Das Kammergericht Berlin befand in seinem Beschluß vom 01.09.2011 (2 Ws 383/11 Vollz), daß eine Urinprobe auf keinen Fall unter Zeitdruck erfolgen dürfe. Es müsse – wie bei einer Dopingprobe aufgrund sportrechtlicher Richtlinien – auf die Abgabe des Urins gewartet werden, sofern sich der Gefangene nicht durch Worte oder Gesten weigere, den Anordnungen zu folgen. Bleibe lediglich der Urinfluß aus, so dürfe die Probe nicht abgebrochen und auch nicht als verweigert gewertet werden.

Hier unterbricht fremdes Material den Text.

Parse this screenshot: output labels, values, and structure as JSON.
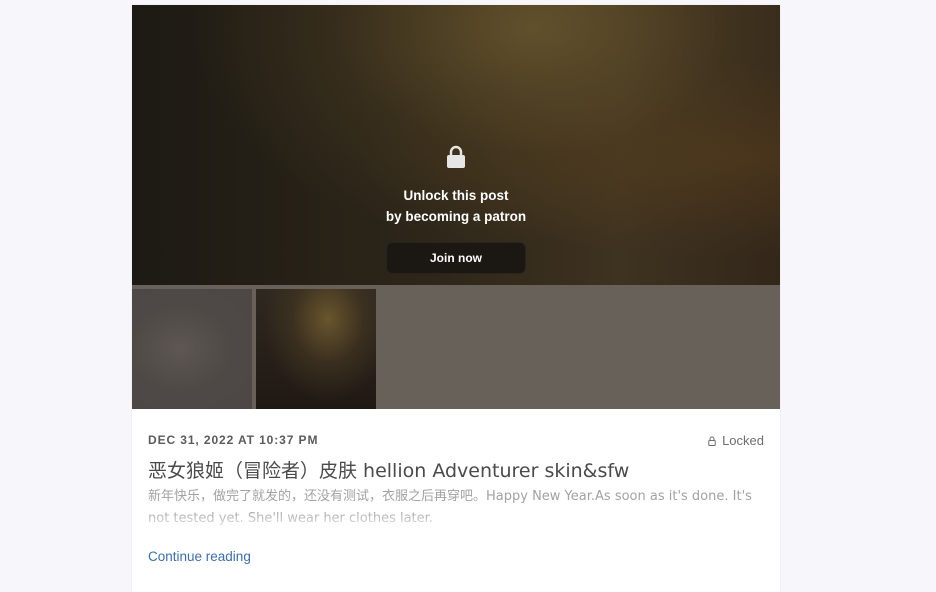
{
  "paywall": {
    "icon": "lock-icon",
    "line1": "Unlock this post",
    "line2": "by becoming a patron",
    "join_label": "Join now"
  },
  "gallery": {
    "thumbnails": [
      "blurred-image",
      "blurred-image"
    ]
  },
  "post": {
    "date": "DEC 31, 2022 AT 10:37 PM",
    "status_icon": "lock-icon",
    "status": "Locked",
    "title": "恶女狼姬（冒险者）皮肤 hellion Adventurer skin&sfw",
    "excerpt": "新年快乐，做完了就发的，还没有测试，衣服之后再穿吧。Happy New Year.As soon as it's done. It's not tested yet. She'll wear her clothes later.",
    "continue_label": "Continue reading"
  },
  "colors": {
    "page_background": "#f7f7fb",
    "button_background": "#1b1713",
    "link": "#3a6fb0",
    "gallery_background": "#67615a"
  }
}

In dem zugrundeliegenden verfahren verbüßte der Antragsteller in der JVA Charlottenburg eine Freiheitsstrafe. Am Morgen des 30. März 2011 ordnete der Gruppenleiter an, dem Gefangenen eine Urinprobe zur Kontrolle auf Drogenkonsum abzunehmen. In Kenntnis des bisherigen Lebensweges des wegen Vergehens gegen das BtMG inhaftierten Antragstellers und wegen dessen erkennbarer Stimmungsschwankungen sei dies erforderlich gewesen. Aus diesem Grunde forderten ihn Vollzugsbedienstete auf, eine Urinprobe abzugeben. Der davon überraschte Gefangene folgte den Bediensteten in den dafür vorgesehenen Raum, erwähnte aber, er werde zu der Abgabe nicht sofort in der Lage sein, da er kurz zuvor seine Morgentoilette beendet habe. Daraufhin wurde ihm 0,6 Liter Wasser gereicht, das er auch trank. Gleichwohl gab er bis zum Abbruch des Versuchs nach 90 Minuten keinen Urin ab.

Der Gefangene führte dies auf Harnverhaltung (Panuresis) aus psycho-physischen Gründen zurück, die er näher ausführte.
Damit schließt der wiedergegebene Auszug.